Huevos fritos, rotos y equivocados
Imbatible elemento de masas o largo de la historia, estrella sin rango de la práctica doméstica habitual, ha sido incorporado de manera extravagante a los platos de grandes crustáceos
El huevo es un producto de éxito, barato, de preparación fácil y rápida y que, además, lleva incorporada de manera directa una salsa y su decoración. La retórica gastronómica y los experimentos incomodan a uno de los objetos formales mejor concebidos y que además está encapsulado a modo de conserva, para su transporte y pervivencia.
En la Biblia de los amantes de la mesa razonable, el diccionario Laurousse Gastronomique le dedican más de 20 páginas (edición de 1938) y se recogen más de 200 preparaciones distintas con huevos, con sus apellidos territoriales.
El huevo, frito, tan común, elemento de masas e imbatible a lo largo de la historia, una estrella sin rango de la práctica doméstica habitual, ha sido incorporado de manera extravagante a los platos de grandes crustáceos. Se anuncia y propaga como gran reclamo la langosta o el bogavante con huevos fritos. Miré a Tomeu Caldentey, chef y hombre bueno, acompañando, discreto, a un cocinero del puerto de Ciutadella, en Això és mel de IB3, presentando el paripé de la langosta frita, con dos huevos y patata. Los hermanos Marx, para ironizar sobre la abundancia y la acumulación, proclamaban: “...Y dos huevos duros”. Ni hecho adrede.

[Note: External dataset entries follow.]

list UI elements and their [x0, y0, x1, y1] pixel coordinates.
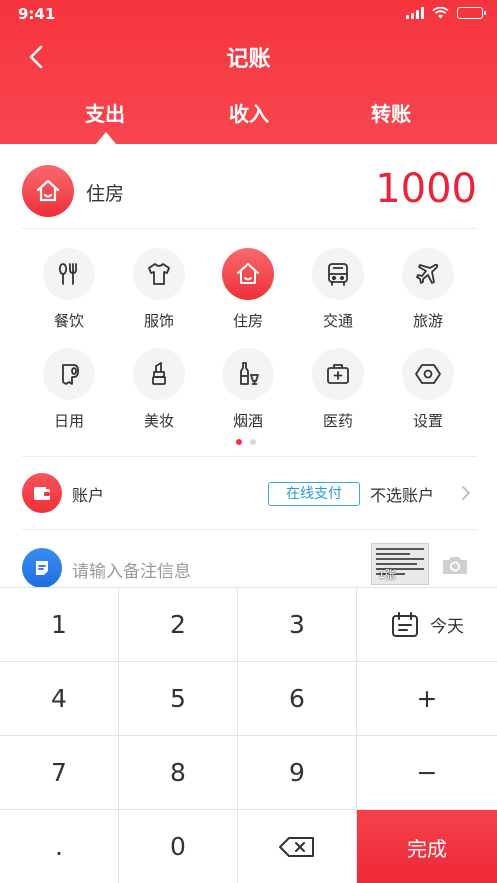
account-row[interactable]: 账户 在线支付 不选账户	[22, 468, 477, 518]
chevron-right-icon	[462, 486, 471, 500]
bottle-glass-icon	[222, 348, 274, 400]
page-dot[interactable]	[250, 439, 256, 445]
number-keypad: 1 2 3 今天 4 5 6 + 7 8 9 − . 0 完成	[0, 587, 497, 883]
wifi-icon	[432, 7, 449, 19]
key-5[interactable]: 5	[119, 662, 238, 736]
category-label: 餐饮	[53, 312, 84, 330]
calendar-icon	[392, 611, 418, 637]
note-icon	[22, 548, 62, 588]
key-0[interactable]: 0	[119, 810, 238, 883]
done-button[interactable]: 完成	[357, 810, 497, 883]
backspace-key[interactable]	[238, 810, 357, 883]
wallet-icon	[22, 473, 62, 513]
backspace-icon	[279, 836, 314, 857]
category-beauty[interactable]: 美妆	[119, 348, 199, 431]
hexagon-settings-icon	[402, 348, 454, 400]
account-label: 账户	[72, 486, 105, 505]
divider	[22, 529, 477, 530]
selected-category-row: 住房 1000	[22, 164, 477, 224]
key-2[interactable]: 2	[119, 588, 238, 662]
tab-income[interactable]: 收入	[194, 98, 304, 127]
today-label: 今天	[430, 617, 464, 637]
online-pay-badge[interactable]: 在线支付	[268, 482, 360, 506]
account-value[interactable]: 不选账户	[370, 482, 434, 506]
minus-key[interactable]: −	[357, 736, 497, 810]
tshirt-icon	[133, 248, 185, 300]
amount-display: 1000	[375, 166, 477, 212]
key-7[interactable]: 7	[0, 736, 119, 810]
category-transport[interactable]: 交通	[298, 248, 378, 331]
selected-category-label: 住房	[86, 183, 125, 205]
bus-icon	[312, 248, 364, 300]
category-label: 住房	[232, 312, 263, 330]
category-medical[interactable]: 医药	[298, 348, 378, 431]
lipstick-icon	[133, 348, 185, 400]
signal-icon	[406, 7, 424, 19]
category-label: 设置	[412, 412, 443, 430]
tab-transfer[interactable]: 转账	[336, 98, 446, 127]
category-label: 旅游	[412, 312, 443, 330]
page-dot-active[interactable]	[236, 439, 242, 445]
dot-key[interactable]: .	[0, 810, 119, 883]
category-label: 服饰	[143, 312, 174, 330]
plus-key[interactable]: +	[357, 662, 497, 736]
receipt-thumbnail[interactable]: 1张	[371, 543, 429, 585]
page-title: 记账	[226, 47, 271, 72]
category-dining[interactable]: 餐饮	[29, 248, 109, 331]
toilet-paper-icon	[43, 348, 95, 400]
status-bar: 9:41	[0, 0, 497, 28]
note-row: 请输入备注信息 1张	[22, 543, 477, 593]
status-time: 9:41	[18, 5, 56, 23]
tab-expense[interactable]: 支出	[50, 98, 160, 127]
category-travel[interactable]: 旅游	[388, 248, 468, 331]
today-key[interactable]: 今天	[357, 588, 497, 662]
category-clothing[interactable]: 服饰	[119, 248, 199, 331]
note-input[interactable]: 请输入备注信息	[72, 557, 191, 582]
battery-icon	[457, 7, 486, 19]
key-3[interactable]: 3	[238, 588, 357, 662]
category-label: 医药	[322, 412, 353, 430]
category-label: 交通	[322, 312, 353, 330]
key-6[interactable]: 6	[238, 662, 357, 736]
utensils-icon	[43, 248, 95, 300]
category-settings[interactable]: 设置	[388, 348, 468, 431]
status-icons	[406, 7, 486, 19]
key-8[interactable]: 8	[119, 736, 238, 810]
category-daily[interactable]: 日用	[29, 348, 109, 431]
category-label: 烟酒	[232, 412, 263, 430]
page-indicator	[236, 439, 256, 445]
category-housing[interactable]: 住房	[208, 248, 288, 331]
type-tabs: 支出 收入 转账	[0, 98, 497, 144]
camera-icon[interactable]	[440, 553, 470, 577]
key-1[interactable]: 1	[0, 588, 119, 662]
category-tobacco-alcohol[interactable]: 烟酒	[208, 348, 288, 431]
divider	[22, 456, 477, 457]
airplane-icon	[402, 248, 454, 300]
receipt-count: 1张	[378, 568, 396, 581]
medical-kit-icon	[312, 348, 364, 400]
header: 9:41 记账 支出 收入 转账	[0, 0, 497, 144]
house-icon	[222, 248, 274, 300]
key-4[interactable]: 4	[0, 662, 119, 736]
category-label: 美妆	[143, 412, 174, 430]
key-9[interactable]: 9	[238, 736, 357, 810]
category-label: 日用	[53, 412, 84, 430]
house-icon	[22, 165, 74, 217]
divider	[22, 228, 477, 229]
active-tab-indicator	[96, 132, 116, 144]
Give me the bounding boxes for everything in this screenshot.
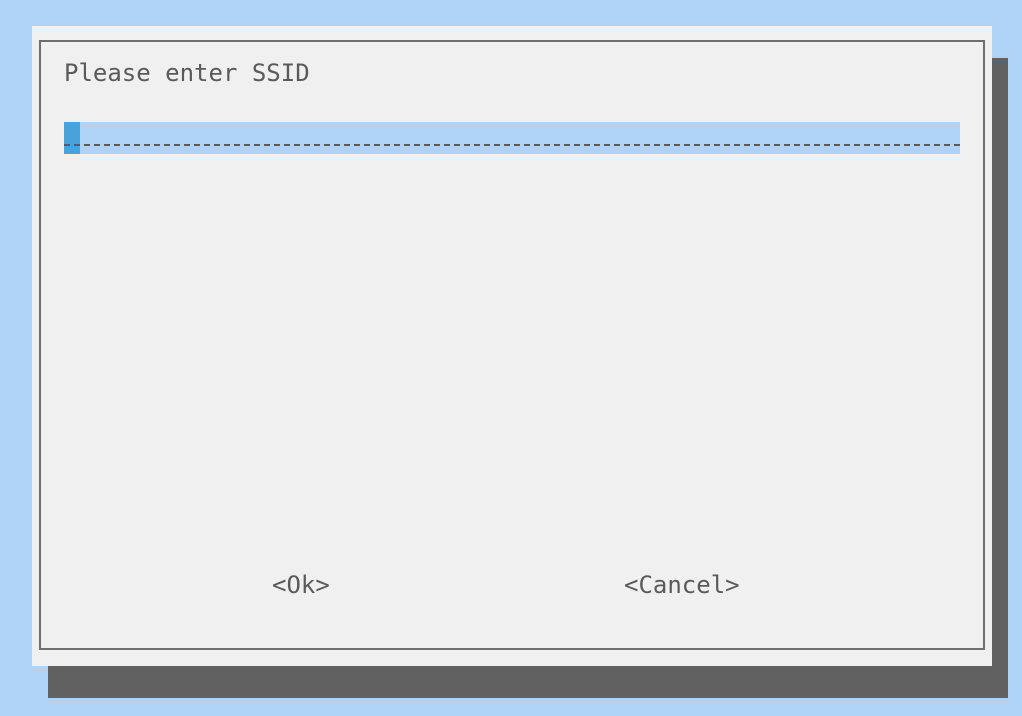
ssid-prompt-label: Please enter SSID: [64, 59, 310, 87]
ssid-input[interactable]: [64, 122, 960, 154]
terminal-screen: Please enter SSID <Ok> <Cancel>: [0, 0, 1022, 716]
ok-button[interactable]: <Ok>: [272, 570, 330, 600]
input-underline: [64, 144, 960, 146]
ssid-dialog: Please enter SSID <Ok> <Cancel>: [32, 26, 992, 666]
text-cursor: [64, 122, 80, 154]
cancel-button[interactable]: <Cancel>: [624, 570, 740, 600]
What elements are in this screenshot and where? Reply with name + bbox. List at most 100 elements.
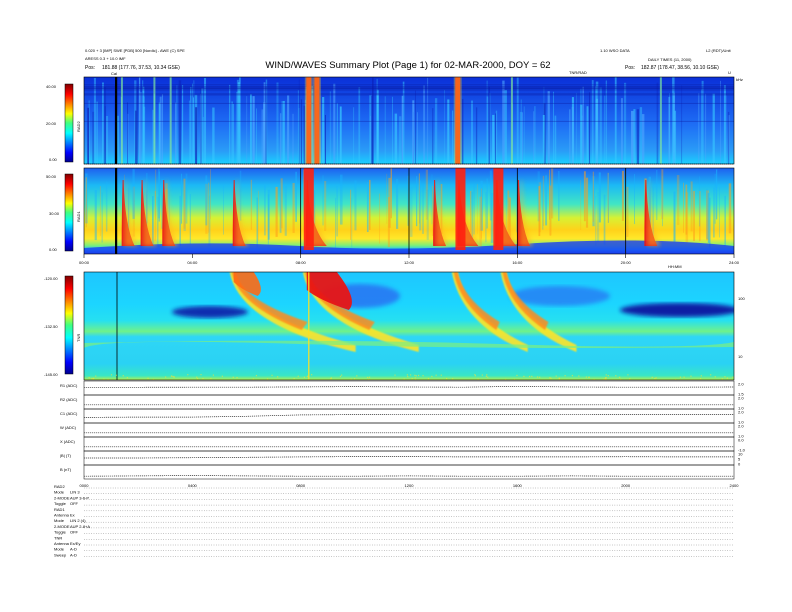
tnr-noise [555,375,557,377]
rad1-cal-line [115,168,118,254]
rad2-streak [399,116,402,164]
rad1-streak [105,181,108,232]
rad2-burst-halo [453,77,462,164]
stack-row-label: C1 (ADC) [60,411,78,416]
tnr-panel: -120.00 -132.50 -145.00 TNR 100 10 [44,271,745,381]
rad1-streak [409,186,413,237]
rad1-streak [181,173,183,224]
rad1-streak [592,171,594,222]
rad1-streak [295,171,297,222]
rad2-streak [261,109,264,164]
tnr-noise [477,378,479,380]
rad1-streak [335,197,336,248]
rad2-streak [591,80,594,164]
rad2-streak [447,99,450,164]
rad2-streak [401,95,404,164]
rad2-streak [554,115,557,164]
rad2-streak [236,79,240,164]
info-value: OFF [70,530,79,535]
rad1-streak [185,173,188,224]
rad1-streak [379,193,381,244]
rad1-streak [390,168,392,219]
rad1-streak [580,180,582,231]
stack-row-frame [83,380,735,396]
rad2-streak [192,83,193,164]
header-left-line2: ARESS 0.3 + 10.0 IMF [85,56,126,61]
tnr-noise [481,374,483,376]
rad1-streak [99,186,101,237]
rad2-streak [416,112,418,164]
rad2-streak [701,80,704,164]
tnr-noise [607,374,609,377]
rad2-streak [353,107,355,164]
rad2-streak [229,84,231,164]
rad2-band [84,102,734,104]
rad2-streak [605,80,608,164]
stack-row-label: W (ADC) [60,425,77,430]
rad1-streak [583,171,586,222]
header-right-pos-label: Pos: [625,65,635,71]
rad2-burst [659,77,662,164]
tnr-noise [368,376,371,378]
tnr-noise [440,374,442,376]
tnr-noise [110,374,113,376]
rad1-streak [94,190,97,241]
rad2-streak [604,95,606,164]
rad2-streak [471,100,473,164]
rad2-burst [510,77,513,164]
rad2-streak [423,85,425,164]
rad1-streak [683,182,684,233]
tnr-noise [92,378,94,380]
tnr-ytick-0: -120.00 [44,276,58,281]
rad1-streak [481,188,482,239]
rad1-streak [656,169,658,220]
rad2-ytick-2: 0.00 [49,157,58,162]
rad1-streak [354,180,357,231]
rad1-streak [324,180,327,231]
rad2-streak [461,98,464,164]
tnr-noise [252,378,255,380]
tnr-noise [486,374,488,376]
chart-title: WIND/WAVES Summary Plot (Page 1) for 02-… [265,60,550,71]
rad2-streak [231,101,233,164]
tnr-noise [212,374,214,376]
tnr-background [84,272,734,380]
rad2-streak [265,86,267,164]
tnr-ylabel: TNR [76,334,81,342]
stack-row-label: R1 (ADC) [60,383,78,388]
stack-row-tick: 2.0 [738,424,744,429]
rad1-streak [714,173,716,224]
stack-row-line [84,456,734,459]
parameter-stack: R1 (ADC) 2.01.5R2 (ADC) 2.01.0C1 (ADC) 2.01… [60,380,746,480]
rad2-band [84,94,734,96]
rad2-streak [159,96,162,164]
rad2-streak [140,92,142,164]
tnr-noise [356,375,358,377]
rad2-streak [599,87,602,164]
stack-row-tick: 0.0 [738,438,744,443]
cal-label: Cal [111,71,117,76]
tnr-noise [200,374,202,376]
rad2-streak [720,80,721,164]
tnr-noise [452,378,454,380]
rad2-streak [492,114,495,164]
rad2-streak [669,93,670,164]
rad2-streak [452,110,454,164]
stack-row-frame [83,464,735,480]
rad2-streak [371,96,373,164]
rad2-streak [726,95,727,164]
rad2-streak [633,109,636,164]
rad1-streak [545,175,548,226]
tnr-noise [427,377,430,380]
rad1-streak [608,172,610,223]
rad1-streak [693,190,695,241]
rad1-burst-core [493,168,504,250]
tnr-noise [367,376,369,379]
rad1-ytick-1: 30.00 [49,211,60,216]
rad2-streak [502,80,505,164]
rad2-streak [519,111,523,164]
info-value: OFF [70,501,79,506]
rad1-streak [222,184,224,235]
tnr-noise [679,376,682,378]
rad2-streak [488,86,490,164]
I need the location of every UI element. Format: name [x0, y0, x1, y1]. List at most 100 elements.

La potencia y el color sabroso de la yema de los huevos fritos —y las patatas— entre bichos con protecciones molestas desordenan estos platos de fritura de piezas, cáscaras, pinzas y cabezas que reinan por sí solas y cuya personalidad no requiere otras adherencias poderosas.
Pocas veces puede sumarse un cúmulo de errores en una receta de cocina y presentar un plato-estorbo en la mesa. Posiblemente se trata de una apología de los excesos y redundancias, un dato de nuevos ricos, caprichos grandilocuentes.
Los huevos fritos —cada ocasión es un descubrimiento— casan y se retroalimentan con aquellas materias fritas también que absorben, contradicen o matizan su sabrosa textura y circunstancia las patatas de manera universal e imbatible, los pimientos asados, la sobrasada, el tumbet en su época, el lomo, el camallot, las salchichas, las alcachofas chip, la cebolla frita... Ahondar en el relato sería interminable si agregamos los platos tradicionales con huevos batidos, duros o rotos. La greixera o los ous menats con tomate, entre los primeros de la lista de triunfos reeditados en la práctica común que se transforma en tradición.
El oficio de freír un huevo se repite por millones, cada día, en todo el mundo como una oración privada, una comunión universal. Posiblemente con el arroz — con el que se alía muy bien—, el huevo frito sea un pasaporte que transita por todas las culturas y mesas del mundo.
Los huevos son la munición comestible más apreciada y fue usado crudo como primer alimento para la infancia, a los ocho meses de edad. Es capaz de suscitar cientos de presentaciones distintas, pero triunfa en su formato más común: frito, estrellado, roto, en soledad en el plato o decorado con verduras, hortalizas, carnes, pescados o embutidos. Asimismo, es dominante pasado por agua, semihervido, para tomar con pan mojado y cucharilla, en su cáscara. La tortilla, esa variante hegemónica, reitera la eficacia alimentaria de los recursos que las gallinas tienen para reproducirse.
Los huevos estrellados, rotos, son venerados desde hace medio siglo en Lucio, en Madrid, promotor de esta obviedad culinaria, un manjar meramente doméstico, fácil, casi gratuito, aunque en el pasado un huevo era el producto más lujoso para el intercambio de las economías rurales de subsistencia. Los payeses humildes no lo consumían, lo guardaban para vender o permutar. Entonces se consagró el deseo; el resto son obviedades mecánicas, tonterías provincianas.